Common Russian traditions include bathing in ice water at Epiphany, celebrating the Russian New Year on Jan. 14 and celebrating Christmas in January. Other common traditions include the festival of Maslenitsa and a Winter Festival held between December and January.
The Russian New Year date is based on an older tradition, and festivities centered around the holiday include the lighting of a New Year's tree and a visit from Ded Moroz, also known as the Russian Santa Claus. Sviatki is also known as Russian Christmastide and occurs from Jan. 7 through Jan. 19. Celebrations include old traditions, such as fortune telling and carolling. The religious tradition of bathing in icy water at the height of Sviatki, also known as Epiphany, is believed to be magical.

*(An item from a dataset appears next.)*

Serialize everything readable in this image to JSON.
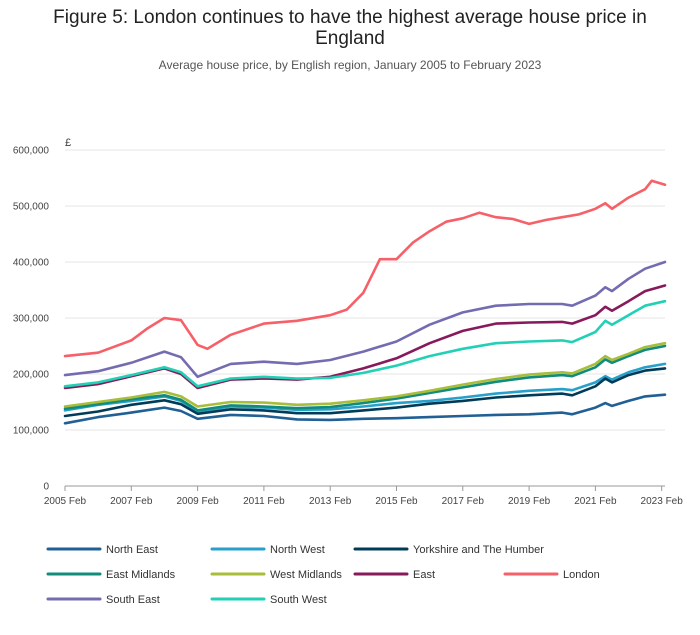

Maslenitsa is the celebration of spring before Lent that includes special games for children. Mothers and grandmothers traditionally cook stacks of pancakes and the cities burn an effigy of Maslenitsa as a sign that winter is melting into spring. On Victory day, Russians commemorate the service of those who fought in World War I by throwing a huge military parade in Red Square. The Winter Festival is celebrated to help break up the hard Russian winter. The festival includes traditional Russian cuisine, troika rides and large ice sculptures, including giant ruble coins and a valenki felt boot.